Dans le cas de Fukushima, les signes annonciateurs de la catastrophe s’étalent désormais dans la presse. Mediapart a révélé qu’un sismologue avait mis en garde contre la sous-évaluation du risque, un peu comme ces financiers qui avaient annoncé la crise financière ou encore ces rapports d’agences de sécurité ignorés dans le cas du 11 septembre.

Le Monde de son côté a publié un document de Wikileaks selon lequel dès 2006 des diplomates américains pointaient très clairement les limites et les dangers de la filière nucléaire japonaise. Le rapport pointait les effets désastreux de la libéralisation du marché de l’Energie au Japon : baisse du niveau de sécurité au profit de la productivité, falsification de données, incidents dissimulés.

Puisque c’était prévisible, les défenseurs de l’atome avancent la parade dans un style « Ya qu’a » faussement rassurant. Ya qu’à augmenter la hauteur des murs de protection, ya qu’à relever le niveau de résistance par rapport aux séismes …

André-Claude Lacoste, président de l’Autorité française de sûreté nucléaire (ASN) , toujours dans les colonnes du Monde,  apporte pourtant un lourd bémol : “Je l’ai toujours dit : personne ne peut garantir qu’il n’y aura jamais un accident grave en France. Il convient de faire deux choses: essayer de réduire la probabilité que cela arrive, ainsi que les conséquences, si cela arrive. C’est toute la philosophie de la sûreté nucléaire”.

Le retour d’expérience préconisé par le dirigeant de l’ASN est sans doute nécessaire mais il ne saurait nous prévenir contre ce qui ne l’est pas. L’admettre c’est poser clairement la question du degré de risque que notre société est prête à accepter, le prix à payer pour un bonheur matériel immédiat. Carpe diem !

Et puis, quel retour d’expériences ? Fin connaisseur des risques majeurs, Patrick Lagadec, spécialiste de la gestion du risque, estime que nous sommes en panne d’analyse technique et que les conclusions de Three Miles Island et de Tchernobyl n’ont pas été tirées.

La leçon immédiate à retenir devrait être que la libéralisation pour des raisons dogmatiques du marché de l’énergie en Europe nous conduit au pire. Le retour d’EDF, exploitant des 58 centrales françaises dans le giron public serait une mesure de bon sens. L’entregent de son patron Henri Proglio devrait lui éviter ce genre de désagrément.

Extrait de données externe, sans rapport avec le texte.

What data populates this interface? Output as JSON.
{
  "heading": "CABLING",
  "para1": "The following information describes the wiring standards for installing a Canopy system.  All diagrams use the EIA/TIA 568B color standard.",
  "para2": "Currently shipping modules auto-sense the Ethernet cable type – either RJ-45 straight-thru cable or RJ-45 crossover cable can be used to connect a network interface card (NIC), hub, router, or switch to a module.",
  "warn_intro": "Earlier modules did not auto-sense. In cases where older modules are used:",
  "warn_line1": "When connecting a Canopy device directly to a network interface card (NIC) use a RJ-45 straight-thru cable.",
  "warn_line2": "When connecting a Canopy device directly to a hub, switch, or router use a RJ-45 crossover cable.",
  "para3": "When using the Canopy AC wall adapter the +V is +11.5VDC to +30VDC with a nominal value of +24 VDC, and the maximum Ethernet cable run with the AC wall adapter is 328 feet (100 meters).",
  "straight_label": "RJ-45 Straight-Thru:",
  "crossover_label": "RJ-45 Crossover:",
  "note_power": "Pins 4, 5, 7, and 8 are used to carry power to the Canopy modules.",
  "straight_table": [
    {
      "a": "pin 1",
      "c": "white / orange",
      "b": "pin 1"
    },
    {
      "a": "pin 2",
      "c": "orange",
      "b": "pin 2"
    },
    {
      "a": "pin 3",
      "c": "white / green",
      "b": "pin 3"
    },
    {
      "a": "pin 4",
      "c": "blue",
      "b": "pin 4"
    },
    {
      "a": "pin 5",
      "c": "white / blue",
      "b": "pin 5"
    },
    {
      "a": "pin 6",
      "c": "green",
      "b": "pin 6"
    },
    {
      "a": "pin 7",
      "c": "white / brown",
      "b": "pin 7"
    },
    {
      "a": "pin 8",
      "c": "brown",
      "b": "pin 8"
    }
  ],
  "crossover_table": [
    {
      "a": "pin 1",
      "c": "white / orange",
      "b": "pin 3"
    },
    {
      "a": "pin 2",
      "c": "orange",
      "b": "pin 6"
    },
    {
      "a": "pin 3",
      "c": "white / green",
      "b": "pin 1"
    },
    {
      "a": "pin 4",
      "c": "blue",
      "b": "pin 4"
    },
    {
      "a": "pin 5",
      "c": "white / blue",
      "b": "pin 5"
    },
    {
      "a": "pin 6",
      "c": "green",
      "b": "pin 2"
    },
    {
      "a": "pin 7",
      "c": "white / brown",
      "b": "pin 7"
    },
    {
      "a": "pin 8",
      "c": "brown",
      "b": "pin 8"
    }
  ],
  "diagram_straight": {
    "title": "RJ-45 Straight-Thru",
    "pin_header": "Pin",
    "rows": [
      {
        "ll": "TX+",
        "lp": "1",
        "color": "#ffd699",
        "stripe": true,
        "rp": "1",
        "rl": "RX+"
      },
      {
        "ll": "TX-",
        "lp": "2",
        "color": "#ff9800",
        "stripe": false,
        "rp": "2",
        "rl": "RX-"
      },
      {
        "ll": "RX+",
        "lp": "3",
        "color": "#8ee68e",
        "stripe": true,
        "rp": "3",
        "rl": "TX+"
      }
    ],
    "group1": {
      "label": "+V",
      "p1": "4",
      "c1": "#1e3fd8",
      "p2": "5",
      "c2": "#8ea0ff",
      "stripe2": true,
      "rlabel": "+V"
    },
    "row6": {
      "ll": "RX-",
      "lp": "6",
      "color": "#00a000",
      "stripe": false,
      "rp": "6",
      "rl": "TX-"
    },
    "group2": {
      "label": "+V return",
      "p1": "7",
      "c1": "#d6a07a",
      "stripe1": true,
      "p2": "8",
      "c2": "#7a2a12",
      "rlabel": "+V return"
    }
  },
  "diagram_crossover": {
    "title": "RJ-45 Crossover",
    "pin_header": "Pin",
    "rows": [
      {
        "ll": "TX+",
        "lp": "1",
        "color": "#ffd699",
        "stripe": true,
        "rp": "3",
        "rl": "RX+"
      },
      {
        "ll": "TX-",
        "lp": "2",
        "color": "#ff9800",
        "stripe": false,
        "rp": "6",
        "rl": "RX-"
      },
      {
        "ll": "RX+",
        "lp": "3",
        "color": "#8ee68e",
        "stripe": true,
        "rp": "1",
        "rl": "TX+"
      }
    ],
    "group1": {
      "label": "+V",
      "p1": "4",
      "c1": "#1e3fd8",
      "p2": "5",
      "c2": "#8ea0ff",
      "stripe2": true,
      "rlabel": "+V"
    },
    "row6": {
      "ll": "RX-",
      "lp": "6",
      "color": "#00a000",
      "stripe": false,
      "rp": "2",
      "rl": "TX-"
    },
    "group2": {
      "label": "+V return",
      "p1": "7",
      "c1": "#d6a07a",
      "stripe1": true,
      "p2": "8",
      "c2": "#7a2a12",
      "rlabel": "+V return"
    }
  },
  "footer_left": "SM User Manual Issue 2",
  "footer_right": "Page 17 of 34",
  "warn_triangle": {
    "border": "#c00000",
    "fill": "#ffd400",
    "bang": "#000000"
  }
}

Sylvestre Huet, journaliste scientifique de Libération résume bien l’état d’esprit des nucléocrates lorsqu’il indique sur France Culture (Du grain à moudre) que  “le problème d’une centrale nucléaire ce n’est pas de garantir à 100% qu’il n’y aura pas d’incident au niveau du cœur mais de faire que si cela arrive il n’y ait aucune conséquence sanitaire pour les populations et travailleurs“. Un objectif possible à ses yeux à condition de ne pas avoir de fautes de conception qui consiste à sous-estimer un risque naturel qui peut impacter une centrale.

Une équation qui nous raméne au point de départ car elle a la grande faiblesse de reposer sur le postulat que nos scientifiques sont capables d’appréhender tous les scénarios.